日々の出来事を記した日記帳に、遺言らしき文言があった。
細かい内容は記載できないが、要するに弟Cに財産を贈与したいのだろうかな?と推測もできる。
しかし、遺言書としての要件が抜け落ちているため、この記載でもって相続の手続は難しいと思われる。
また、母親違いの妹Eと甥H・姪Iにも口頭だが『この土地をあなたにあげる』とそれぞれに言っていた様子である。
勝手な推察だが、『一人で暮らしておられるお年寄りの寂しい気持ちなどが、たまに顔を出す親族との会話の中で“あげる≠ニいう形で出たのだろう』と思われる。その気持ちはよく分かる。しかし、これも問題の一つになった。
さらに、お亡くなりになる7、8年前に、不動産の一部売却を検討していたらしく頓挫していた話が、ここにきて持ち上がってきた。
当時、売却した場合の価額を知るものが複数おり、これも問題の一つとなった。
また、農地を所有していたが、弟C一人を除いて農業を継続する意思はない。
農地は放置しておくと当然草が生えたり場所によっては手を入れないと下部の農地に水が流れない所もあり近隣の農地の所有者から色々と意見が出てくる可能性がある。
【1】相続人全員の意見取りまとめ。
↓
【2】相続人全員と面談日時を決定。
↓
【3】遺産分割協議成立。(一部参加できない相続人がいたが、事前及び事後に同意を得た。
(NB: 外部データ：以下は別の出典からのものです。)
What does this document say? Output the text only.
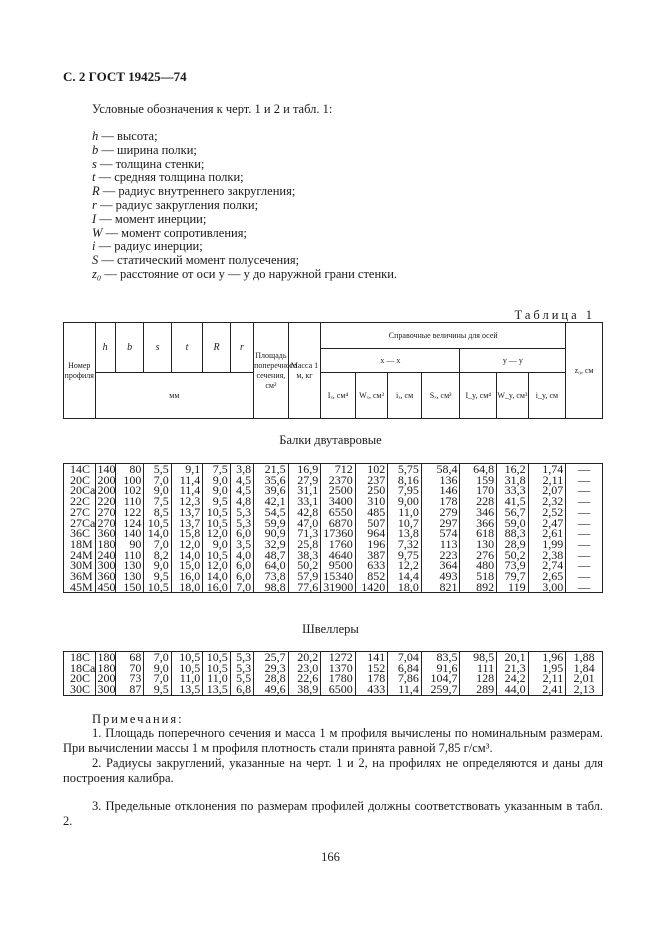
С. 2 ГОСТ 19425—74
Условные обозначения к черт. 1 и 2 и табл. 1:
h — высота;
b — ширина полки;
s — толщина стенки;
t — средняя толщина полки;
R — радиус внутреннего закругления;
r — радиус закругления полки;
I — момент инерции;
W — момент сопротивления;
i — радиус инерции;
S — статический момент полусечения;
z₀ — расстояние от оси y — y до наружной грани стенки.
Таблица 1
Номер профиля	h	b	s	t	R	r	Площадь поперечного сечения, см²	Масса 1 м, кг	Справочные величины для осей							z₀, см
									x — x				y — y			
	мм								Iₓ, см⁴	Wₓ, см³	iₓ, см	Sₓ, см³	I_y, см⁴	W_y, см³	i_y, см	
Балки двутавровые
14С	140	80	5,5	9,1	7,5	3,8	21,5	16,9	712	102	5,75	58,4	64,8	16,2	1,74	—
20С	200	100	7,0	11,4	9,0	4,5	35,6	27,9	2370	237	8,16	136	159	31,8	2,11	—
20Са	200	102	9,0	11,4	9,0	4,5	39,6	31,1	2500	250	7,95	146	170	33,3	2,07	—
22С	220	110	7,5	12,3	9,5	4,8	42,1	33,1	3400	310	9,00	178	228	41,5	2,32	—
27С	270	122	8,5	13,7	10,5	5,3	54,5	42,8	6550	485	11,0	279	346	56,7	2,52	—
27Са	270	124	10,5	13,7	10,5	5,3	59,9	47,0	6870	507	10,7	297	366	59,0	2,47	—
36С	360	140	14,0	15,8	12,0	6,0	90,9	71,3	17360	964	13,8	574	618	88,3	2,61	—
18М	180	90	7,0	12,0	9,0	3,5	32,9	25,8	1760	196	7,32	113	130	28,9	1,99	—
24М	240	110	8,2	14,0	10,5	4,0	48,7	38,3	4640	387	9,75	223	276	50,2	2,38	—
30М	300	130	9,0	15,0	12,0	6,0	64,0	50,2	9500	633	12,2	364	480	73,9	2,74	—
36М	360	130	9,5	16,0	14,0	6,0	73,8	57,9	15340	852	14,4	493	518	79,7	2,65	—
45М	450	150	10,5	18,0	16,0	7,0	98,8	77,6	31900	1420	18,0	821	892	119	3,00	—
Швеллеры
18С	180	68	7,0	10,5	10,5	5,3	25,7	20,2	1272	141	7,04	83,5	98,5	20,1	1,96	1,88
18Са	180	70	9,0	10,5	10,5	5,3	29,3	23,0	1370	152	6,84	91,6	111	21,3	1,95	1,84
20С	200	73	7,0	11,0	11,0	5,5	28,8	22,6	1780	178	7,86	104,7	128	24,2	2,11	2,01
30С	300	87	9,5	13,5	13,5	6,8	49,6	38,9	6500	433	11,4	259,7	289	44,0	2,41	2,13
Примечания:
1. Площадь поперечного сечения и масса 1 м профиля вычислены по номинальным размерам. При вычислении массы 1 м профиля плотность стали принята равной 7,85 г/см³.
2. Радиусы закруглений, указанные на черт. 1 и 2, на профилях не определяются и даны для построения калибра.
3. Предельные отклонения по размерам профилей должны соответствовать указанным в табл. 2.
166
)
↓
【4】遺産分割協議の内容に沿って手続完了。
↓
【5】ご霊前で遺産を分配。
※ 相続手続完了までの期間:約8カ月
複数の相続人に対し土地をあげる(相続させる)と伝えていた結果、多少の混乱を招いた。
相続させると言われた相続人は、自分が相続するものと思っていたのでその調整と、農地を相続した後に問題となりうる事柄についてご質問があったので事細かに様々な可能性をご説明しました。
最終的に相続人同士で意見の食い違いがあったが、日記帳の遺言らしき文言も、口頭での“あげる≠ニの言葉も考慮に入れ、最善と思われる方向性を検討した結果、結論として
(1)不動産は弟Cが相続する。
(ただし、売却を検討した不動産について、今後売却した場合は売却して得た価額を分配する。)
(2)預貯金等は各法定相続分で相続する。
との遺産分割協議が成立した。
今回の遺産分割協議は、売却を検討した不動産について、今後売却した場合は売却して得た価額を分配することを前提として話が進みました。
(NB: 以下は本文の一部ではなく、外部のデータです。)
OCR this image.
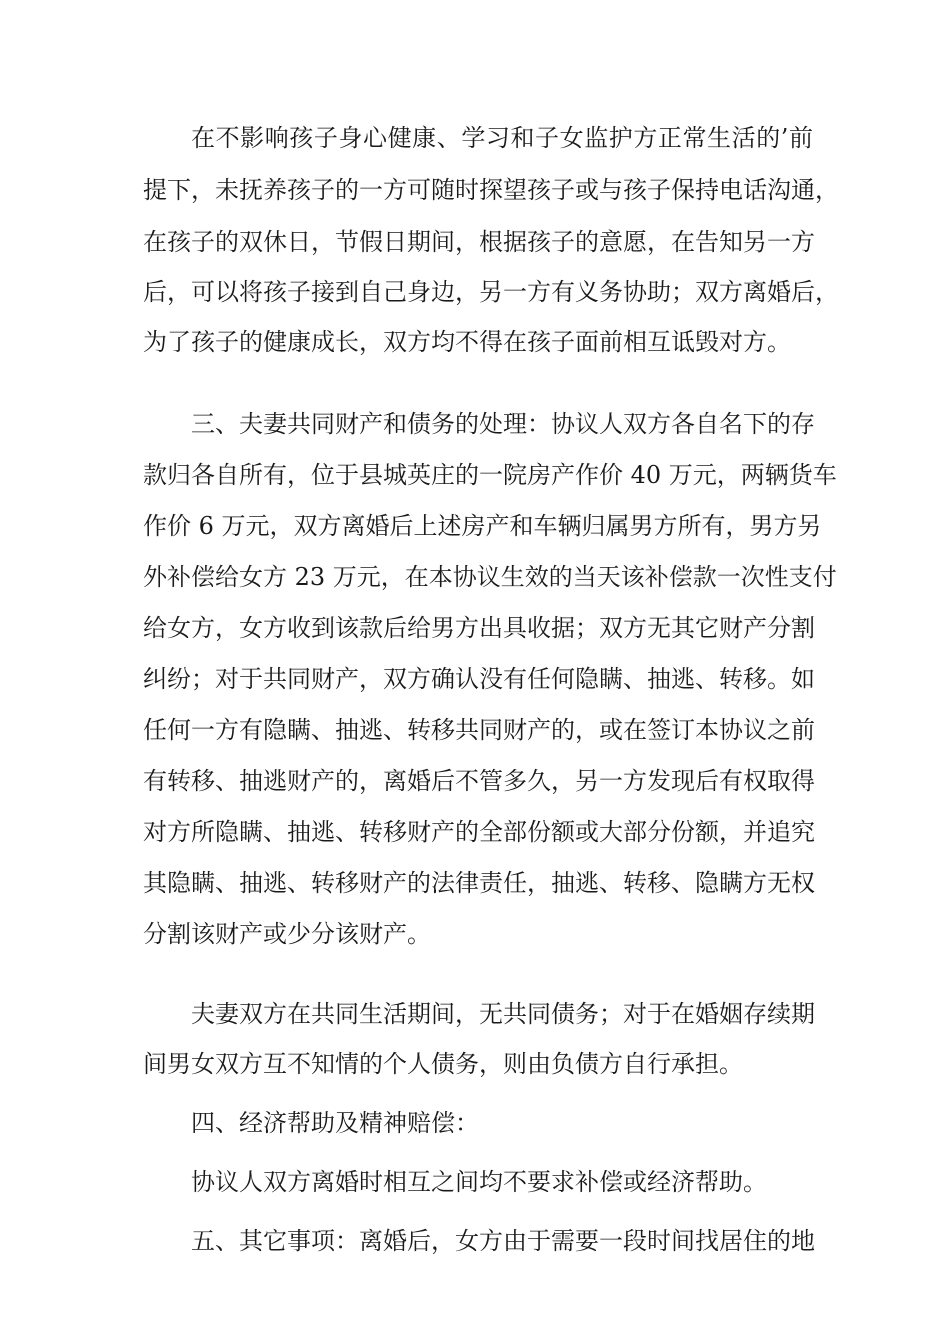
在不影响孩子身心健康、学习和子女监护方正常生活的’前
提下，未抚养孩子的一方可随时探望孩子或与孩子保持电话沟通，
在孩子的双休日，节假日期间，根据孩子的意愿，在告知另一方
后，可以将孩子接到自己身边，另一方有义务协助；双方离婚后，
为了孩子的健康成长，双方均不得在孩子面前相互诋毁对方。
三、夫妻共同财产和债务的处理：协议人双方各自名下的存
款归各自所有，位于县城英庄的一院房产作价 40 万元，两辆货车
作价 6 万元，双方离婚后上述房产和车辆归属男方所有，男方另
外补偿给女方 23 万元，在本协议生效的当天该补偿款一次性支付
给女方，女方收到该款后给男方出具收据；双方无其它财产分割
纠纷；对于共同财产，双方确认没有任何隐瞒、抽逃、转移。如
任何一方有隐瞒、抽逃、转移共同财产的，或在签订本协议之前
有转移、抽逃财产的，离婚后不管多久，另一方发现后有权取得
对方所隐瞒、抽逃、转移财产的全部份额或大部分份额，并追究
其隐瞒、抽逃、转移财产的法律责任，抽逃、转移、隐瞒方无权
分割该财产或少分该财产。
夫妻双方在共同生活期间，无共同债务；对于在婚姻存续期
间男女双方互不知情的个人债务，则由负债方自行承担。
四、经济帮助及精神赔偿：
协议人双方离婚时相互之间均不要求补偿或经济帮助。
五、其它事项：离婚后，女方由于需要一段时间找居住的地
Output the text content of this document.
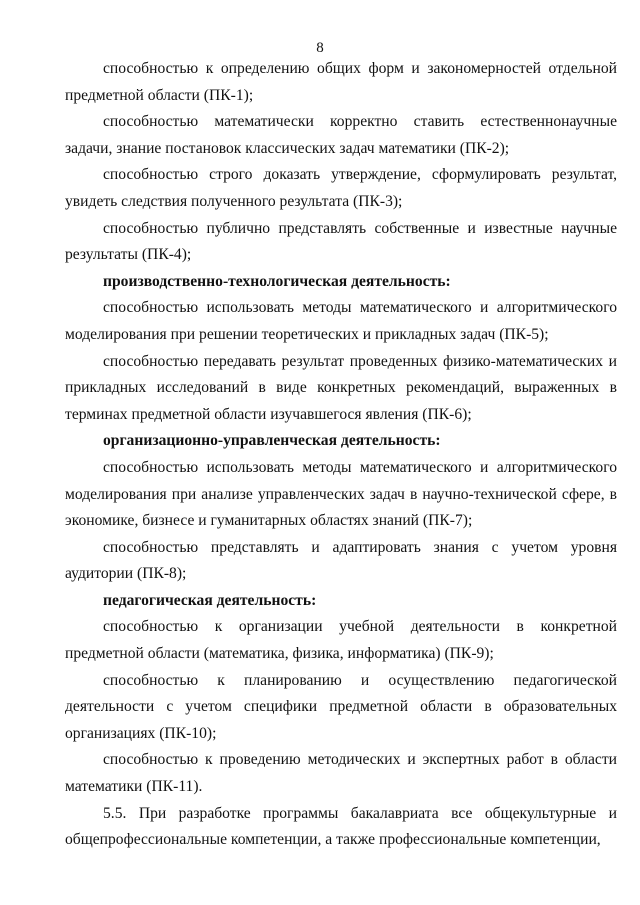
8

способностью к определению общих форм и закономерностей отдельной предметной области (ПК-1);

способностью математически корректно ставить естественнонаучные задачи, знание постановок классических задач математики (ПК-2);

способностью строго доказать утверждение, сформулировать результат, увидеть следствия полученного результата (ПК-3);

способностью публично представлять собственные и известные научные результаты (ПК-4);

производственно-технологическая деятельность:

способностью использовать методы математического и алгоритмического моделирования при решении теоретических и прикладных задач (ПК-5);

способностью передавать результат проведенных физико-математических и прикладных исследований в виде конкретных рекомендаций, выраженных в терминах предметной области изучавшегося явления (ПК-6);

организационно-управленческая деятельность:

способностью использовать методы математического и алгоритмического моделирования при анализе управленческих задач в научно-технической сфере, в экономике, бизнесе и гуманитарных областях знаний (ПК-7);

способностью представлять и адаптировать знания с учетом уровня аудитории (ПК-8);

педагогическая деятельность:

способностью к организации учебной деятельности в конкретной предметной области (математика, физика, информатика) (ПК-9);

способностью к планированию и осуществлению педагогической деятельности с учетом специфики предметной области в образовательных организациях (ПК-10);

способностью к проведению методических и экспертных работ в области математики (ПК-11).

5.5. При разработке программы бакалавриата все общекультурные и общепрофессиональные компетенции, а также профессиональные компетенции,
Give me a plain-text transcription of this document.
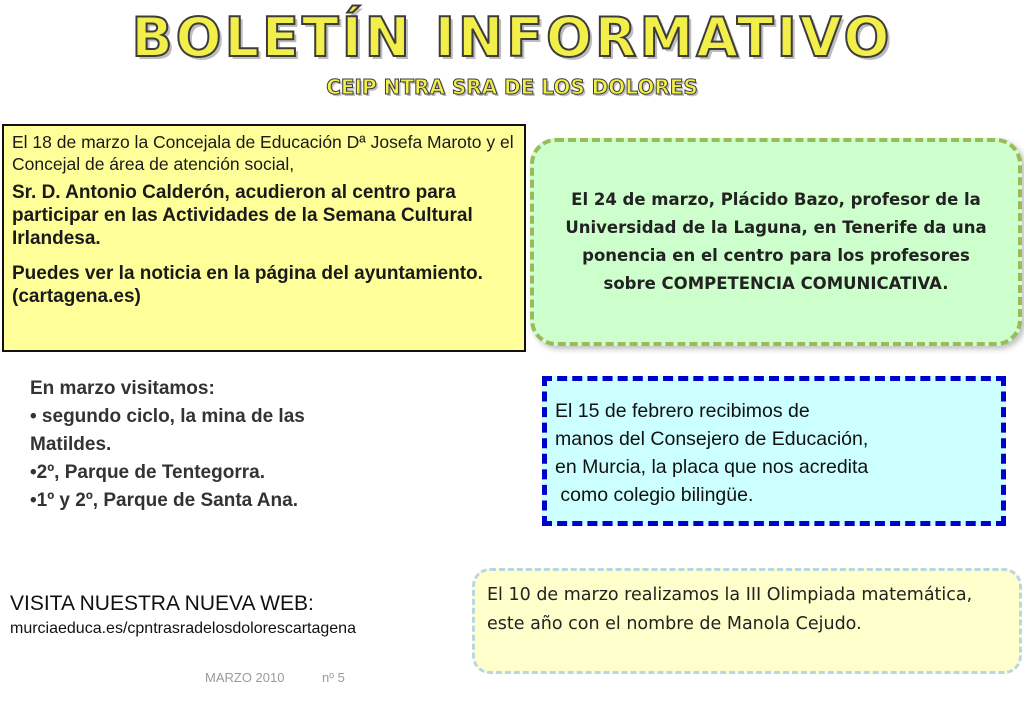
BOLETÍN INFORMATIVO
CEIP NTRA SRA DE LOS DOLORES

El 18 de marzo la Concejala de Educación Dª Josefa Maroto y el Concejal de área de atención social,

Sr. D. Antonio Calderón, acudieron al centro para participar en las Actividades de la Semana Cultural Irlandesa.

Puedes ver la noticia en la página del ayuntamiento. (cartagena.es)

El 24 de marzo, Plácido Bazo, profesor de la Universidad de la Laguna, en Tenerife da una ponencia en el centro para los profesores sobre COMPETENCIA COMUNICATIVA.

En marzo visitamos:
• segundo ciclo, la mina de las
Matildes.
•2º, Parque de Tentegorra.
•1º y 2º, Parque de Santa Ana.
El 15 de febrero recibimos de
manos del Consejero de Educación,
en Murcia, la placa que nos acredita
como colegio bilingüe.
VISITA NUESTRA NUEVA WEB:
murciaeduca.es/cpntrasradelosdolorescartagena

El 10 de marzo realizamos la III Olimpiada matemática, este año con el nombre de Manola Cejudo.

MARZO 2010	nº 5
このように『将来売却した時は・・・』と取り決めをすると、複数の問題を抱えることになります。
問題としては
(1)売却後の分配した金銭に対する課税関係
(2)現在の相続人に相続が発生した場合
(3)売却しない限り将来に渡り義務を負う
・・・などがあります。
現状を解決するには致しかたなかったのかもしれませんが、この様な合意で終了するケースもあります。
また、農地に触れておきますが、耕作をしない人が相続したとしたら先に触れた件で近隣とこじれるケースもあり、また、今回相続した方が死亡するとその相続人が引き継ぐことになり、また同じような問題がおこります。
さらに農地は、基本的には「簡単には売れない土地」です。
農地を移転(売却)等する場合は許可等が必要で、簡単には売却等できないようになっています。
相続財産に農地がある場合は、検討する必要があります。